The name cards make it so much easier to refer to people by name. There’s no anxiety on the part of instructors about getting students’ names wrong and students can easily refer to each other when discussing their contributions to classroom discussions.
Once you start calling someone by his or her name, you feel like your relationship with that person is deeper. A sense of community begins to develop.
Introducing Partners
Students usually dread first-day-of-class introductions. You go around the room. Everyone says a little bit about his or her background. It makes everybody incredibly stressed. It’s horrible. We don’t do that. Instead, we divide students into pairs and they interview each other. Then they introduce their partners to the larger group. The stress of talking about themselves in front of the large group vanishes. It becomes more about sharing what they’ve learned about their friends. There’s laughter in the room as they interview each other. It’s a great time of sharing and of introducing everyone to each other without stressing students. This practice sets the tone for a comfortable classroom culture.
Sharing Meals
Another key strategy we use for creating a comfortable classroom culture is to share a meal with students during each seminar session. Sharing food is such a simple idea, but an absolutely fundamental way in which we communicate that we care about and for our students. Sharing a meal during the seminar also has the effect of creating a relaxed atmosphere in the classroom. In any typical seminar session, students are eating and getting up to get more food. There’s a nice, loose feel about it.

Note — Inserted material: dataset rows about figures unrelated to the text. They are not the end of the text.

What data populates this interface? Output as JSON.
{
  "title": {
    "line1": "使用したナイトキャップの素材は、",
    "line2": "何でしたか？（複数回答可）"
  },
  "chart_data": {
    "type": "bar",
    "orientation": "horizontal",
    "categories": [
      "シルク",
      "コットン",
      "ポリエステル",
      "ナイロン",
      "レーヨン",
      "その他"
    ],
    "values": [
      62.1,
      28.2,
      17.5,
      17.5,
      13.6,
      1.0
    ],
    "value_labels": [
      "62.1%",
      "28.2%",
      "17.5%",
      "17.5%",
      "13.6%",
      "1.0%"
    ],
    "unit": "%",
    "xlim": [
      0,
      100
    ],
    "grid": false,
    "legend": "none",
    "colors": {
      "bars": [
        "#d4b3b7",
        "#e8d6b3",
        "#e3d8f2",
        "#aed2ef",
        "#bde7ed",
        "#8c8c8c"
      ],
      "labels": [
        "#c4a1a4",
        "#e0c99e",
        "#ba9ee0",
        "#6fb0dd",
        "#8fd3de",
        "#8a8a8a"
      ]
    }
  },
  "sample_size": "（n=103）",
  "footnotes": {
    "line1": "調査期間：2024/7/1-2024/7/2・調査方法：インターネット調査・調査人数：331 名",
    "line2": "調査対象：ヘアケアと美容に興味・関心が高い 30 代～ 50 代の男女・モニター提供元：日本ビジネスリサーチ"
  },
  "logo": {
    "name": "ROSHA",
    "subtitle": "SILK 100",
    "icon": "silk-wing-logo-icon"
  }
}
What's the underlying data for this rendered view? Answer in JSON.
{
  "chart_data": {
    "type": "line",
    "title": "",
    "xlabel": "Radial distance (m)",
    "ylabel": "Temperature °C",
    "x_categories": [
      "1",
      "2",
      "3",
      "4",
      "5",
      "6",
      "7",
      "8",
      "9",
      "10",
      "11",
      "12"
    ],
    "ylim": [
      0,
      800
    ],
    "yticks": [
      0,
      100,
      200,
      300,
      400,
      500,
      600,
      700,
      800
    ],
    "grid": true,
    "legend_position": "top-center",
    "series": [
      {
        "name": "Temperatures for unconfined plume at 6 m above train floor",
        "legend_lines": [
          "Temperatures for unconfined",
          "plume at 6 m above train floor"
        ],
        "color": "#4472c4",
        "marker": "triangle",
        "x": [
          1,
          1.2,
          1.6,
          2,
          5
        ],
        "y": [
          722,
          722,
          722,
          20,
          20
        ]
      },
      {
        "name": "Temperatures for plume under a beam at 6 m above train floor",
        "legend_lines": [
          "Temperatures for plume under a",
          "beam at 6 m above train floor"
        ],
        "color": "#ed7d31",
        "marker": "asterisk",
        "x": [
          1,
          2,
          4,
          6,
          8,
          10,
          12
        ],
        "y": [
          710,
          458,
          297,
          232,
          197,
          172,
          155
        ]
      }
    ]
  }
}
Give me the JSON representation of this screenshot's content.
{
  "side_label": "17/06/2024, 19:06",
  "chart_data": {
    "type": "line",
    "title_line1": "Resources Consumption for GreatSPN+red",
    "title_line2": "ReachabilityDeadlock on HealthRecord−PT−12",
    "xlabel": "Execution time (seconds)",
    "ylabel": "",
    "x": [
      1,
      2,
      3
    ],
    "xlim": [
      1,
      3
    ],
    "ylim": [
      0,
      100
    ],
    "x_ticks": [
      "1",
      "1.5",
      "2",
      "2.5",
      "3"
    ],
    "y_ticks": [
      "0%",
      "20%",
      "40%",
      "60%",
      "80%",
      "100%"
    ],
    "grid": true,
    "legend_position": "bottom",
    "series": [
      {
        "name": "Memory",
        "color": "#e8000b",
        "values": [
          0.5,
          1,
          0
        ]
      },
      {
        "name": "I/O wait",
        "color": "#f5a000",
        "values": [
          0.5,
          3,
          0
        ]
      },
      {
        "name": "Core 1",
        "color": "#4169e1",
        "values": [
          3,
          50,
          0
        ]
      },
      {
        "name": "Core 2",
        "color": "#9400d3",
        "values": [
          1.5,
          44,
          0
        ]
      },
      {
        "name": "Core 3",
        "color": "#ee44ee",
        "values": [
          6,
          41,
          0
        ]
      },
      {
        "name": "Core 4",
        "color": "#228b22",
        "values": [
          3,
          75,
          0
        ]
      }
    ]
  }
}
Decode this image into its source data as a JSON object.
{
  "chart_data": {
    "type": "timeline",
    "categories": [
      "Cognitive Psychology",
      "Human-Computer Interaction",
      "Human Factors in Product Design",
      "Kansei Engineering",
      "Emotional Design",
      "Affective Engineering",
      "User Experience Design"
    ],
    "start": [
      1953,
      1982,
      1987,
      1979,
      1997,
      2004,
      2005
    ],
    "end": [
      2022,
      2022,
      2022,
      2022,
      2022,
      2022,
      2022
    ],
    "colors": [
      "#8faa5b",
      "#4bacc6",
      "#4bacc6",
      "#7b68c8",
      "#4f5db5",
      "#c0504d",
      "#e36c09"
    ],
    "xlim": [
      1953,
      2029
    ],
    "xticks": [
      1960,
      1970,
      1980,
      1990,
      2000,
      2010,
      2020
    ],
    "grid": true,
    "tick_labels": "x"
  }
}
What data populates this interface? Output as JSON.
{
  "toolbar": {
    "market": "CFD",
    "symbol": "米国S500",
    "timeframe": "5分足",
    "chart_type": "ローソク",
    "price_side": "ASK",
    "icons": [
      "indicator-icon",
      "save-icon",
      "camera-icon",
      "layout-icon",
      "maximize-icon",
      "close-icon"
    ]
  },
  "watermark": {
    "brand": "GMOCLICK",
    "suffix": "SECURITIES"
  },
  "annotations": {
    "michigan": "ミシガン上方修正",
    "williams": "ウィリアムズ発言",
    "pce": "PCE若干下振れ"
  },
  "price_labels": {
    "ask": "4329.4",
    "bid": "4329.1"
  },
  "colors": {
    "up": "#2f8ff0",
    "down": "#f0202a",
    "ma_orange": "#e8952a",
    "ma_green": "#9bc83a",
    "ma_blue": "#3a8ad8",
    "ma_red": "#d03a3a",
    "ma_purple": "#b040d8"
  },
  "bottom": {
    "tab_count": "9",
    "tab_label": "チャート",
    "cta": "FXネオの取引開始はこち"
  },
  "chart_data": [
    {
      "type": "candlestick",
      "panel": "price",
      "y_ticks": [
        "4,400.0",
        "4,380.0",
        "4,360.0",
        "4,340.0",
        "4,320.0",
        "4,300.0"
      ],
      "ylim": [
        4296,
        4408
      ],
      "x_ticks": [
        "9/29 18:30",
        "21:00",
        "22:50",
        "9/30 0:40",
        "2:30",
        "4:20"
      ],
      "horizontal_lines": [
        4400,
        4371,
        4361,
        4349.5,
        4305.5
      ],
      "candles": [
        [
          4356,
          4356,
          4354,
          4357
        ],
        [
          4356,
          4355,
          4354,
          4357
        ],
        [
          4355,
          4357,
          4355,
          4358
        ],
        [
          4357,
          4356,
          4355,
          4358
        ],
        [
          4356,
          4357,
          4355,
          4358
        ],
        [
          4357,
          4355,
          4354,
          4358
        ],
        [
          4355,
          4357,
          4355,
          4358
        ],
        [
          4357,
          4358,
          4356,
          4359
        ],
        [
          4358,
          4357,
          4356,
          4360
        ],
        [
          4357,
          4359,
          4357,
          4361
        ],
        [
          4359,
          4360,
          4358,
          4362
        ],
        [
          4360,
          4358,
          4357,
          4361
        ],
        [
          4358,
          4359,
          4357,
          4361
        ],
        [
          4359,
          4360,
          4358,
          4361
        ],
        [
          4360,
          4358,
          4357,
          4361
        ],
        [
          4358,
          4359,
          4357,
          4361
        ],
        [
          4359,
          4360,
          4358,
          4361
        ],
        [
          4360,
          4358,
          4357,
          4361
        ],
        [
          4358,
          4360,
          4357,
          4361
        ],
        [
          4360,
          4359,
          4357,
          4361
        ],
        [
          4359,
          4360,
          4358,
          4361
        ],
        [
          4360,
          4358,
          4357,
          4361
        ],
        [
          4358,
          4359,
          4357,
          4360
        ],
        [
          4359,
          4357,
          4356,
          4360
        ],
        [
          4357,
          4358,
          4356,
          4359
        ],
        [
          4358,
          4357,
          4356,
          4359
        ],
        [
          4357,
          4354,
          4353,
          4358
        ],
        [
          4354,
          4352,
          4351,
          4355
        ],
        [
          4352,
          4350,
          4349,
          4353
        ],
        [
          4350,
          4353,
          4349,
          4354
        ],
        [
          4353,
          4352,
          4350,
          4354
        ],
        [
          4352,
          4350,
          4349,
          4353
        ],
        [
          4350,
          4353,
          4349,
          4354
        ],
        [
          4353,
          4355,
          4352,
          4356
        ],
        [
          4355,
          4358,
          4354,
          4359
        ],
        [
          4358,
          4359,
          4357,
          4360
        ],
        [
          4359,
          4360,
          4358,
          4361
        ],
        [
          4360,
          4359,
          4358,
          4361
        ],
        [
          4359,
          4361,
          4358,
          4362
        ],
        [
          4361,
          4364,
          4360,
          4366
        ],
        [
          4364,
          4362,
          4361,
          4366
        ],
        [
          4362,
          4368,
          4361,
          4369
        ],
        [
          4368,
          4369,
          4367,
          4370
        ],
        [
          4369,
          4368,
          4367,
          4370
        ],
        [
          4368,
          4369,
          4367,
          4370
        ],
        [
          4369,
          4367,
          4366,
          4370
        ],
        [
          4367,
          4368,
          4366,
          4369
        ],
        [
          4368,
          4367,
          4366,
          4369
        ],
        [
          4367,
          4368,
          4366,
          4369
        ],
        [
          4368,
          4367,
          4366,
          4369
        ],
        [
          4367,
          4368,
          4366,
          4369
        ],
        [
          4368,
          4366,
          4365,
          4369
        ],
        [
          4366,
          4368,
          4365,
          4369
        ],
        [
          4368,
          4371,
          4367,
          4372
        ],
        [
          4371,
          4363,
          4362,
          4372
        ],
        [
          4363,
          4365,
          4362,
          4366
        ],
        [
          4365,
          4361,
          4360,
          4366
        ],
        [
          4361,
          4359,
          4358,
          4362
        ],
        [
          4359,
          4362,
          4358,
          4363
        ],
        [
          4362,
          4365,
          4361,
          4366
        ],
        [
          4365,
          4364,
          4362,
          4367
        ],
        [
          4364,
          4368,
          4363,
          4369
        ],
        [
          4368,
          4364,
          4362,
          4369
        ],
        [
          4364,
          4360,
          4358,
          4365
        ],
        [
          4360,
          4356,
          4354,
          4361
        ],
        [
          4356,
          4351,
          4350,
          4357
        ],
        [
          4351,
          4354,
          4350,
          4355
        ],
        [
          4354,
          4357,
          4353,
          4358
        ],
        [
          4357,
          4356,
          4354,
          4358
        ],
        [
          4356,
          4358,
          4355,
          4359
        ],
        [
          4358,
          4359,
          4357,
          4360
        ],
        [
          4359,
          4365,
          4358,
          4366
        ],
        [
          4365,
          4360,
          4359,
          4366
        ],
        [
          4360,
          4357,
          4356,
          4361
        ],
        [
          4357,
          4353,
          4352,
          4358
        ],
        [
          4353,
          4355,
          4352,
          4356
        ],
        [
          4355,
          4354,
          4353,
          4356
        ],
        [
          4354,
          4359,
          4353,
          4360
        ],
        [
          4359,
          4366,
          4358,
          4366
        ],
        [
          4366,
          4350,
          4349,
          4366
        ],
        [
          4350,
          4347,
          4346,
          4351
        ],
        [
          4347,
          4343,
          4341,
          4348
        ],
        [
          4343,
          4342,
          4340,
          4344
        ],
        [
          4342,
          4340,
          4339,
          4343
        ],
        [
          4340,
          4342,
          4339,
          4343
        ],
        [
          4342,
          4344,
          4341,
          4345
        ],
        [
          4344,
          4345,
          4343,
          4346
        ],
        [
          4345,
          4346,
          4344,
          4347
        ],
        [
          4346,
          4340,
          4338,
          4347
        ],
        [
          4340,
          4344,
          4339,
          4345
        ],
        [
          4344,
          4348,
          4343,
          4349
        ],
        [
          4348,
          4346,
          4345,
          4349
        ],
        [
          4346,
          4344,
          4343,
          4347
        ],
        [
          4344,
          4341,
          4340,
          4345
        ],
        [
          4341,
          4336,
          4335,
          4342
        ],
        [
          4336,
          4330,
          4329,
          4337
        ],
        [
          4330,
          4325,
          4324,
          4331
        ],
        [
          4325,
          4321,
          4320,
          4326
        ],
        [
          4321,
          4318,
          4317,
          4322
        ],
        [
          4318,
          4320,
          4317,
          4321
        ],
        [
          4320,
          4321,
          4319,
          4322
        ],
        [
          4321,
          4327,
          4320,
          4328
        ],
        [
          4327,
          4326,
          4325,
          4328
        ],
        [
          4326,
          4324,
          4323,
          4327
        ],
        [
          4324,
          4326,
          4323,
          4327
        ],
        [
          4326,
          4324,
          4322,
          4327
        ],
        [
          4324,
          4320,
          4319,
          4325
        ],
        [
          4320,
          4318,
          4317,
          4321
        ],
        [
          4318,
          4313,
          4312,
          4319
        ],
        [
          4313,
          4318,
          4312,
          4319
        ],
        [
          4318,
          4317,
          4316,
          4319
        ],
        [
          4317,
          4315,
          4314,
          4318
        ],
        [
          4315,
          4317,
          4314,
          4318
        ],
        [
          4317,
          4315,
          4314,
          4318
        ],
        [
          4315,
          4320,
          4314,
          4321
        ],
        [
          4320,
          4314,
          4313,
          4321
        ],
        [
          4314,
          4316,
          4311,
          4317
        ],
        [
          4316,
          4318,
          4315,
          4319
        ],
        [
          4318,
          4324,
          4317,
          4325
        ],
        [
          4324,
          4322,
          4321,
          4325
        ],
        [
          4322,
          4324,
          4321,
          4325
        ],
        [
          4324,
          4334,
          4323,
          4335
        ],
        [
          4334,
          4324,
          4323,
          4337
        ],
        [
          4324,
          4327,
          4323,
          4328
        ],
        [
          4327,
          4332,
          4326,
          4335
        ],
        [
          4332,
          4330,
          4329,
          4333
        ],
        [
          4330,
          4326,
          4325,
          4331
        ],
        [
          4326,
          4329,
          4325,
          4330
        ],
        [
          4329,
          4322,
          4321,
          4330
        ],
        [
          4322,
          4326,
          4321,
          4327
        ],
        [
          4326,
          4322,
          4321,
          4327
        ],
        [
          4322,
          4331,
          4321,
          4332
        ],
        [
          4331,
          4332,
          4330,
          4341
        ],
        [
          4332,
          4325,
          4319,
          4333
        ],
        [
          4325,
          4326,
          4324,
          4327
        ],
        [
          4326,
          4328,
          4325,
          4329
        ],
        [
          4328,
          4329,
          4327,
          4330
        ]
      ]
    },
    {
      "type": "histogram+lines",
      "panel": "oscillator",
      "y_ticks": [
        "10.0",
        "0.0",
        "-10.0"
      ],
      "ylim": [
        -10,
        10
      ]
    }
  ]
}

Adjusting the Volume of Contributions
The sense of community in our ethics seminar isn’t built overnight. It evolves over the course of the semester. Some students are enthusiastic contributors to classroom discussions right from the start, while others begin contributing only once they feel comfortable. One of the things we do to help reticent students gain momentum is to deliberately adjust the volume of different people’s contributions during discussions.
In particular, we attend to what’s happening on the periphery of a conversation, making note of students who almost raise their hands. We explicitly call on students who haven’t had as much opportunity as others to speak in an effort to amplify their voices. That’s why, with a group that is fairly large, it’s great to have two instructors. While one person is facilitating the discussion, the other can scan the room to identify students who may need help entering the conversation.
Another way we adjust the volume of classroom conversations is to summarize discussions in ways that illustrate arguments in favor of both sides of the controversies. If students are all rallying toward consensus on one side of a heated debate, we support the other side. We do this so that if there is a student who is silently thinking that everyone disagrees with her, she might feel there is something reasonable to be said for her side as well. The conversations are much more interesting when many sides of an issue are considered and when all voices have significant airtime.